The new school, which would be located in Mountain Iron, would cost $102 million. It would enroll about 1,500 students.
To pay for the school, the districts would ask lawmakers to tap into taconite tax revenue.
Under the plan, teachers from the three districts would all keep their jobs, although there could be reductions among other staff.
A joint powers board would oversee the school, but the three districts would keep their own school boards.
They would also keep their own sports teams. That means basketball players who compete against each other on a shared court one night could be biology lab partners the next day.
Stender said that's an important feature of the proposal.
"This allows everybody to retain their identity, to retain that culture that's been developed in their communities and to hold on to that," he said.

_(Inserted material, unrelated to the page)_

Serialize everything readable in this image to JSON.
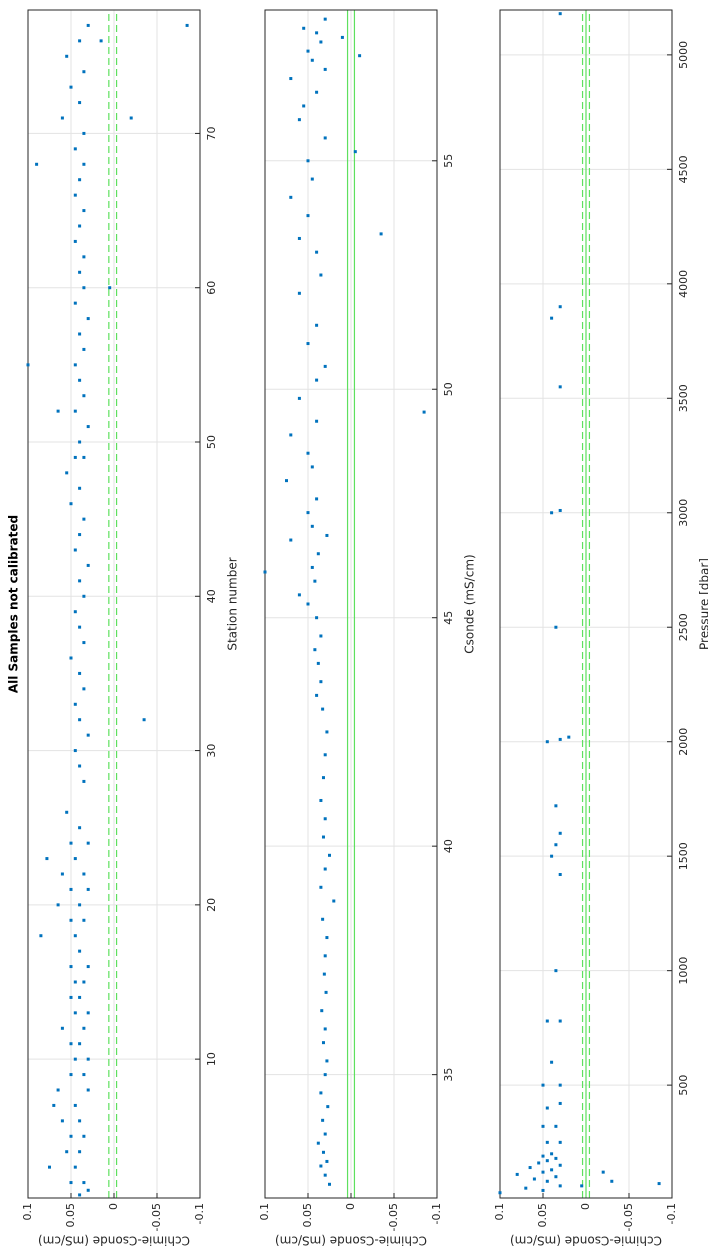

Some people fear the new school will pave the way for a future district consolidation. Residents of the Mountain Iron-Buhl district created a Facebook page now filled with concerned comments about replacing small town schools with a new "mega" school.
In recent years, there have been dozens of school consolidations as rural Minnesota districts work to find ways to stay afloat, and offer their students a full curriculum, while facing budget challenges and declining enrollment.
However, in the case of the Virginia, Mountain Iron-Buhl, and Eveleth-Gilbert districts, school officials see enrollment growth in their future, and a main reason to build a new school.
But Fred Nolan, executive director of the Minnesota Rural Education Association, sees the effort as a way for all three districts to provide students with a new state-of-the-art school facility — something they couldn't do on their own.
"It makes sense to me what they're doing," Nolan said. "It's possible to do what they're doing. They just have to meet the expectations and the wishes of their community."